A genomic rearrangement involving the immunoglobulin lambda (IgL) gene is predictive of resistance to immunomodulatory agents and poor outcomes among multiple myeloma patients, a new study suggests.

Testing for this rearrangement of chromosomes may help better stratify patients according to their risk of disease progression and tailor their treatment regimens.

“This could be different than other markers that we currently use in myeloma, because it may influence which drugs physicians may choose in both initial treatment as well as maintenance therapy,” Lawrence Boise, PhD, professor and vice chair for basic research in the department of hematology and medical oncology at Winship Cancer Institute and Emory University School of Medicine and the study’s lead author, said in a press release.

The study, “Multiple myeloma immunoglobulin lambda translocations portend poor prognosis,” was published in the journal Nature Communications.

In the last decade, new therapies — including stem cell transplants, proteasome inhibitors, antibodies, and immunomodulatory therapies — have improved the survival rates of multiple myeloma patients.

Despite these advances, 20% of patients will die or see their cancer return within two years. These patients are known as high risk, but many do not present high risk features at diagnosis.

To understand whether genetics plays a role in the risk of relapse, researchers at the Emory University School of Medicine investigated the genomic landscape of 795 newly diagnosed myeloma patients who took part in the CoMMpass study — a whole-genome sequencing project funded by the Multiple Myeloma Research Foundation (MMRF).

The researchers identified a type of genetic alteration called translocation — where chromosome segments and their genes change positions within the same chromosome or into another chromosome — in the IgL gene that was found in 10% of myeloma patients.

Patients with this genetic translocation were two times more likely to die within the first three years compared with patients without it. This risk was most pronounced for patients in which the translocation joined the IgL gene with the c-Myc gene, which drives uncontrolled cell proliferation.

Interestingly, most patients with this rearrangement had extra chromosomes, which is often associated with a better prognosis.
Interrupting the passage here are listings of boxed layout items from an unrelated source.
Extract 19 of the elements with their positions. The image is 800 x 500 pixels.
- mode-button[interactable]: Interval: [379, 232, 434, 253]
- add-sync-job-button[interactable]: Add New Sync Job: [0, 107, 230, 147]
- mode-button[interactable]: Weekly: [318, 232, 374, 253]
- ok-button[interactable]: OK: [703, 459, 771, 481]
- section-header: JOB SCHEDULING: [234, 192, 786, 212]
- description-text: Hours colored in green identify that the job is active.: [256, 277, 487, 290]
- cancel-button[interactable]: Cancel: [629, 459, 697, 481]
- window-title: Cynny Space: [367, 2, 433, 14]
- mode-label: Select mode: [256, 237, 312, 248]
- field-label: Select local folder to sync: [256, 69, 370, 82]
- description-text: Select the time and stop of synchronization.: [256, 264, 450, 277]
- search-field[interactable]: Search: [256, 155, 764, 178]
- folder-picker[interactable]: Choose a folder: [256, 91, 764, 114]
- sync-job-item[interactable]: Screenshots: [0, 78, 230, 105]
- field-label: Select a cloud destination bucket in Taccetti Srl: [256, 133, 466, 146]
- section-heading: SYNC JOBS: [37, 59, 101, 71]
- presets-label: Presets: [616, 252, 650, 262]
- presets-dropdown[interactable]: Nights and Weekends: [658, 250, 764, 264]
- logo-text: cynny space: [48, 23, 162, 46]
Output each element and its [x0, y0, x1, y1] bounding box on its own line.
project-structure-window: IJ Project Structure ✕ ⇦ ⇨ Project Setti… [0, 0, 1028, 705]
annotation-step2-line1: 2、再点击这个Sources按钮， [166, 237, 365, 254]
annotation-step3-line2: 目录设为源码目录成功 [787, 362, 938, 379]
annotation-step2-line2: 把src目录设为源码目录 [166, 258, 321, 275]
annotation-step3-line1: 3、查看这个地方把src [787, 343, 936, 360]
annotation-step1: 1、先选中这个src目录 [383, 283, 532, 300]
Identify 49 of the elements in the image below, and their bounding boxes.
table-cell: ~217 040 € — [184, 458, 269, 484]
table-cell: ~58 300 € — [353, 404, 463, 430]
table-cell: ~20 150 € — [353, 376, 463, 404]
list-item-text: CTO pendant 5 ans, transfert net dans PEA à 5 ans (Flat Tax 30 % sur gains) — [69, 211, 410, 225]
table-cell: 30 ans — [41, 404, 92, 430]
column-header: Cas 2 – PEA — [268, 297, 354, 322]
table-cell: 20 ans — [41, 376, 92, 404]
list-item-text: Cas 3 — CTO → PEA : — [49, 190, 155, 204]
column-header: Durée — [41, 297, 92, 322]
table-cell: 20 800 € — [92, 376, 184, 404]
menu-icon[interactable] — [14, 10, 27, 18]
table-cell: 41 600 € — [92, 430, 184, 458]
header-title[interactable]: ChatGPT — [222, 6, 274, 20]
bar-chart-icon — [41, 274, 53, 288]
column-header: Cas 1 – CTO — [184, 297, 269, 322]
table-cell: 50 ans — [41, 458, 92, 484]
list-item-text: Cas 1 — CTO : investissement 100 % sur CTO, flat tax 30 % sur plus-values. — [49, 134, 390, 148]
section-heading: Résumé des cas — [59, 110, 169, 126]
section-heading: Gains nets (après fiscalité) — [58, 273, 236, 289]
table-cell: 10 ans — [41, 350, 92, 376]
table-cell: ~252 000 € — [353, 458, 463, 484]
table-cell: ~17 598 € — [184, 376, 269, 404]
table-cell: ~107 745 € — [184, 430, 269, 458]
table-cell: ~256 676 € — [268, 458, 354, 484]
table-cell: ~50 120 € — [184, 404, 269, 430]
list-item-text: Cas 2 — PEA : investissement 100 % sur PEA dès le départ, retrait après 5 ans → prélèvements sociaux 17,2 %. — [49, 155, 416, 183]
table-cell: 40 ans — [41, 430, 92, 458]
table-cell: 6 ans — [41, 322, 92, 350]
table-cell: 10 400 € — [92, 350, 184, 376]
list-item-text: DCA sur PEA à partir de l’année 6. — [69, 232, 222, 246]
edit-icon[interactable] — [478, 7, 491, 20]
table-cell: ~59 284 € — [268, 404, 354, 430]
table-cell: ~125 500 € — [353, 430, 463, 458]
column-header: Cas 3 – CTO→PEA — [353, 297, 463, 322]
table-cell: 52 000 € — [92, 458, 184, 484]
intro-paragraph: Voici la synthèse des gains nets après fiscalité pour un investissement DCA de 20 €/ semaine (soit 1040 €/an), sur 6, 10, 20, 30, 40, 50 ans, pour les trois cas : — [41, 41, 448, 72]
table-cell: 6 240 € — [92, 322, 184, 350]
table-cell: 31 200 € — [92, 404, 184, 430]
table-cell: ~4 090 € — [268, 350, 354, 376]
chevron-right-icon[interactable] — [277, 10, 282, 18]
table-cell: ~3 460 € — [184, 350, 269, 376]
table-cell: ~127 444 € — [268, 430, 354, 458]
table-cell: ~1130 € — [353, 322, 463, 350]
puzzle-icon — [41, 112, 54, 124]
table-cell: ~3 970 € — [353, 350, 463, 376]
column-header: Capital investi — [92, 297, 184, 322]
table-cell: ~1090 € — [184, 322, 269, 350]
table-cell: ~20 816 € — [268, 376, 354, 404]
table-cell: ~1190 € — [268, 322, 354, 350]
Because patients are usually screened for genetic abnormalities such as extra chromosomes, but not IgL translocations, most of these high-risk patients are deemed standard risk, the researchers explained.

“Most patients who have an IgL translocation are actually being diagnosed as having standard risk disease, so this study has helped explain why some patients who we think will do well end up relapsing and dying early,” Boise said.

The study also found that patients with IgL translocations failed to benefit from immunomodulatory therapies such as Revlimid (lenalidomide), most likely due to a resistance of the IgL gene to the mechanism of action of these therapies.

Overall, “these data identify IgL-MYC translocations as a marker of poor prognosis, independent of other genetic abnormalities, with implications for diagnosis and treatment,” the researchers wrote.

With the support of the MMRF, the researchers are now working to develop genomic tests that identify several of these IgL translocations.

“This work is a perfect example of the benefits of broad access to CoMMPass data,” said Sagar Lonial, MD, FACP, an expert on multiple myeloma.

“This kind of work would not have been possible without the collaborative team of scientists and clinicians we have that focuses on myeloma-specific research every day, and is helping to change how we view and treat this disease,” he added.